O MENINO QUE TINHA MEDO DO ESCURO

Flávio era um menino esperto que gostava de escutar “causos” e de assistir a filmes no vídeo cassete. O detalhe negativo é que tinha preferência por aqueles que envolviam fantasmas, assombrações e lobisomem. Não adiantava a mãe proibir, aconselhar, ralhar com ele, porque não abria mão desse hábito. Apesar disso, não se revelava corajoso, porque morria de medo do escuro. Para dormir, pedia à mãe que não apagasse a luz, até que pegasse no sono. E, apesar de repetir na oportunidade que deveria desistir de ouvir as estórias e de ver tais filmes, atendia o filho enternecida e amável, como de outras vezes.

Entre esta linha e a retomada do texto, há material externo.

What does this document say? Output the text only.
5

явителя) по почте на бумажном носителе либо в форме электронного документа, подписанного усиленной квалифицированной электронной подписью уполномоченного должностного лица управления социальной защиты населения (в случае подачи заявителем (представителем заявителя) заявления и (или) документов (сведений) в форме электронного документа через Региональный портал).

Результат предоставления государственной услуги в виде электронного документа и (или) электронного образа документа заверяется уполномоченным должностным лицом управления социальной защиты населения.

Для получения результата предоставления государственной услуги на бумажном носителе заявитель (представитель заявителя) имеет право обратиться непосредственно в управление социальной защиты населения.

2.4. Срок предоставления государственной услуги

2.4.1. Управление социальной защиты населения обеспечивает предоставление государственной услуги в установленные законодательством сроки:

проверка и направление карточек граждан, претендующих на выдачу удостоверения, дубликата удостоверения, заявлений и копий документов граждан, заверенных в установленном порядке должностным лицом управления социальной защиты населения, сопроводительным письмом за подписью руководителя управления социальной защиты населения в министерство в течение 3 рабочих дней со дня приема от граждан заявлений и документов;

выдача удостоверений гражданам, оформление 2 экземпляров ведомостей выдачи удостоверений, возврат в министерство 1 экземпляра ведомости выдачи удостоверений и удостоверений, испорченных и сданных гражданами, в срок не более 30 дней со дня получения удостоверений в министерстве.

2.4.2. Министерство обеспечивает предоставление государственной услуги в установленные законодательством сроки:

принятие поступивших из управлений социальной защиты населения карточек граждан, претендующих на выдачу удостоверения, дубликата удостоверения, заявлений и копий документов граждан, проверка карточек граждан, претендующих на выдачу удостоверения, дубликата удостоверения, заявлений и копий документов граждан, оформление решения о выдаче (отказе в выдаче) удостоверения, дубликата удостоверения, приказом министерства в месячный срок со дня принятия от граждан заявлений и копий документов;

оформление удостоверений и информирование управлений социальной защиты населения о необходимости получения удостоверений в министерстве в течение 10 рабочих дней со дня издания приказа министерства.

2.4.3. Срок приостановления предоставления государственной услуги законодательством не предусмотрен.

Toda a noite era a mesma ladainha. E a mãe repetia a mesma repreensão, mas atendia com a mesma doçura, segurando-lhe ternamente uma de suas mãos entre as dela.

O medo começou a se transformar em pânico, e o menino, apesar de não parar de ouvir estórias tenebrosas e assistir aos filmes de suspense e horror, contra a vontade da mãe, continuou a pedir pra que ela não apagasse a luz, antes que ferrasse no sono. O pior é que, quando acordava no meio da noite, no quarto escuro, ia de olhos fechados até a porta, abri-a, seguindo tateando pelos corredores e a chamava para que lhe viesse ao socorro.

A mãe não sabia mais o que fazer para resolver aquele problema e as notas da criança só pioravam, porque seu sono era perturbado por visões de bruxas, vampiros, mulas-sem-cabeça, passando a se desinteressar pelas lições de casa e por estudar. Algumas pessoas recomendavam que fosse levado a fazer um tratamento, fizesse uma terapia, para que abandonasse o gosto pelo terror e retomasse uma vida normal.

Um belo dia, a tia da capital contou à mãe de Flávio que resolvera um problema semelhante ao de seu filho, colando no teto alguns decalques, verdadeiras alegorias fosforescentes, em forma de meia lua, sol, bichinhos que, no escuro se tornavam radiosos e bonitos, como uma linda noite de luar e que, com ele havia funcionado e não mais sentiu medo de escuridão e deu-lhe algumas dicas.

Assim foi feito. Na claridade, os contornos eram quase imperceptíveis, mas, quando a luz se apagava, um manto estelar tomava conta do espaço inteiro, parecendo um sonho de uma linda noite de verão, ou um fundo de mar sob raios de sol. Eram figurinhas luminosas, adesivas, que funcionam graças a uma substância chamada sulfeto de zinco, que tem a propriedade de emitir um brilho amarelo-esverdeado depois de expostas à luz, causando um belíssimo efeito.

A mãe, com todo carinho que lhe era próprio, deitou-se do lado do filho e explicava cada uma daquelas figuras, dando um toque a mais de sonho e fantasia. O menino admirado não parava de fitar cada uma delas, com os olhos presos no alto, sem querer descolar e soltar-se delas, como se fosse possível.

O menino ficava aflito para que a noite chegasse, para que a mãe viesse deitar-se a seu lado para fantasiar cada detalhe incrustado no teto de seu quarto, um milagre fantástico que tornava sua noite agradável e feliz.

Flávio encantava-se com cada detalhe e divagava com sua mãe em torno de cada figura e recriava aquela realidade com as cores mágicas que somente a infância é capaz de aceitar.

Numa noite, pedia a estória da estrelinha solitária, no dia seguinte queria saber a da lua que brigou com o sol, a do peixinho que queria se mudar para o mar, a do cometa que queria correr mundo, do cavalo marinho que sonhava andar de quatro, do polvo que queria tocar piano, entre outras.

Aos poucos, mesmo quando a mãe não podia, por algum motivo, se deitar ao lado dele, sozinho, apagava as luzes e tentava recordar cada estória, como se contasse carneirinhos, até adormecer.

Hoje ele é um homenzinho, dorme numa cama sem a proteção de madeira e se diz muito valente, e que o passado hoje é uma sombra que ficou para trás, bem longe da lembrança luminosa que ainda povoa a sua cabecinha nas noites em que necessita do brilho dos seus amiguinhos daquelas noites de medo e solidão.